John ‘Vincent’ Walsh, a beekeeper from Tullamore, Co Offaly, was a regular climber of the mountain. His body was found just 700 yards from the Oratory where he regularly prayed.
The deceased man travelled from his home in Tullamore to climb Croagh Patrick every Tuesday and Thursday for a number of years and was described as a ‘deeply religious’ man who would spend a number of hours on the mountain.
Matt Loughrey, who climbed Croagh Patrick every day for 12 months last year, told The Mayo News that everyone knew him as ‘Vincent’ and that his presence on the mountain will be dearly missed by the frequent climbers.

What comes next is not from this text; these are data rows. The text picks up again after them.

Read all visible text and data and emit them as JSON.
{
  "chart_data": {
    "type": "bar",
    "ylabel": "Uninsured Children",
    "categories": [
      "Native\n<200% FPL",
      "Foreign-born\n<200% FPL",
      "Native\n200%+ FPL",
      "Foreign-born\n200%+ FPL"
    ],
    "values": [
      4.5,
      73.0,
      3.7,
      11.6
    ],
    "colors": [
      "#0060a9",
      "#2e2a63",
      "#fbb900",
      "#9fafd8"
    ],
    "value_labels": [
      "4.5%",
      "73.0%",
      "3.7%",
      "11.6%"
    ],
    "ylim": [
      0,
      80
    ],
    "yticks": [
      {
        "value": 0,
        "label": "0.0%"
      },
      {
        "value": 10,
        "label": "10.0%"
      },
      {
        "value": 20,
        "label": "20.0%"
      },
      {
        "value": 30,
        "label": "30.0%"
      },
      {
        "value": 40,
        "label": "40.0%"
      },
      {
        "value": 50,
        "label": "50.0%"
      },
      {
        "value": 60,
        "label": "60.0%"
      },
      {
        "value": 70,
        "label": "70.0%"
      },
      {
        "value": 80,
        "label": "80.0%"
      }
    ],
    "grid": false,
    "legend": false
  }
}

He said that Mr Walsh, a single man, was a pure and quiet person who climbed Croagh Patrick for religious reasons, and that he felt his death on the summit of the mountain was a ‘good way for him to go’.

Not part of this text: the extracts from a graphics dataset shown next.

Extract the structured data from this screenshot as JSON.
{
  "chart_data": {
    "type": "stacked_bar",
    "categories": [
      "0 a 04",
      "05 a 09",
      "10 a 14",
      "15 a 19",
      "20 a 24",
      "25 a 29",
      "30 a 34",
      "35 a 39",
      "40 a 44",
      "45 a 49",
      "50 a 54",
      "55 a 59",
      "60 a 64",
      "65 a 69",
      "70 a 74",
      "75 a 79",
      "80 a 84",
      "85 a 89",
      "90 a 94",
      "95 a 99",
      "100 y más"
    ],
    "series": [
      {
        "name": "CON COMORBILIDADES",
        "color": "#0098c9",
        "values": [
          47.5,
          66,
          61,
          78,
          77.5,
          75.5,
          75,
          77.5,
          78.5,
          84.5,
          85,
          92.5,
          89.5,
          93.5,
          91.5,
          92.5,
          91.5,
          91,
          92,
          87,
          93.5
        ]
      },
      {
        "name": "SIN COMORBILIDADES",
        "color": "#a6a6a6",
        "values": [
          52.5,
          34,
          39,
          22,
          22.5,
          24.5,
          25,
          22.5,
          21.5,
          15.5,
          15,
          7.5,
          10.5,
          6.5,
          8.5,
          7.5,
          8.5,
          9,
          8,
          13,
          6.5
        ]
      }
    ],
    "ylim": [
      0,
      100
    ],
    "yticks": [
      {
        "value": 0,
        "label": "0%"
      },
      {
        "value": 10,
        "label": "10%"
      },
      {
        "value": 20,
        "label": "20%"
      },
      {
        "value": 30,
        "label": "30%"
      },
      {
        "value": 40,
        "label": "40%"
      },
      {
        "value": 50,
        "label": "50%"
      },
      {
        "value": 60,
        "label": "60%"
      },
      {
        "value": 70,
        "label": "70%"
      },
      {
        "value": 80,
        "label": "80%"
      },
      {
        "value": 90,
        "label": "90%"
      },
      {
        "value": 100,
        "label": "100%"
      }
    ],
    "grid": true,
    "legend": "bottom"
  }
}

“We passed Vincent by a number of times a day during the challenge and he was a quiet and peaceful man. He was a regular sight up the mountain and his passing has come as a real shock because he always prepared for the climb … While he was not a person for speaking much, he would always give you a nod when you’d meet him. It is quite upsetting to know he is gone, and he will be sadly missed,” he said.
Mr Walsh’s body was found on the summit by a group of climbers at around 11.30am on Friday and they raised the alarm. A winchman was lowered from the Coastguard helicopter and when he confirmed Mr Walsh’s death, Mayo Mounatin Rescue were deployed to recover the body.
A postmortem took place over the weekend in Mayo General Hospital. It confirmed that Mr Walsh did not suffer a fall and had died from a heart attack. Inspector Joe McKenna confirmed that Mr Walsh had not been reported missing when his body was discovered.
Shane McGuire of Mayo Mountain Rescue recommended that people climbing mountains should tell people when they are climbing and to always climb in pairs.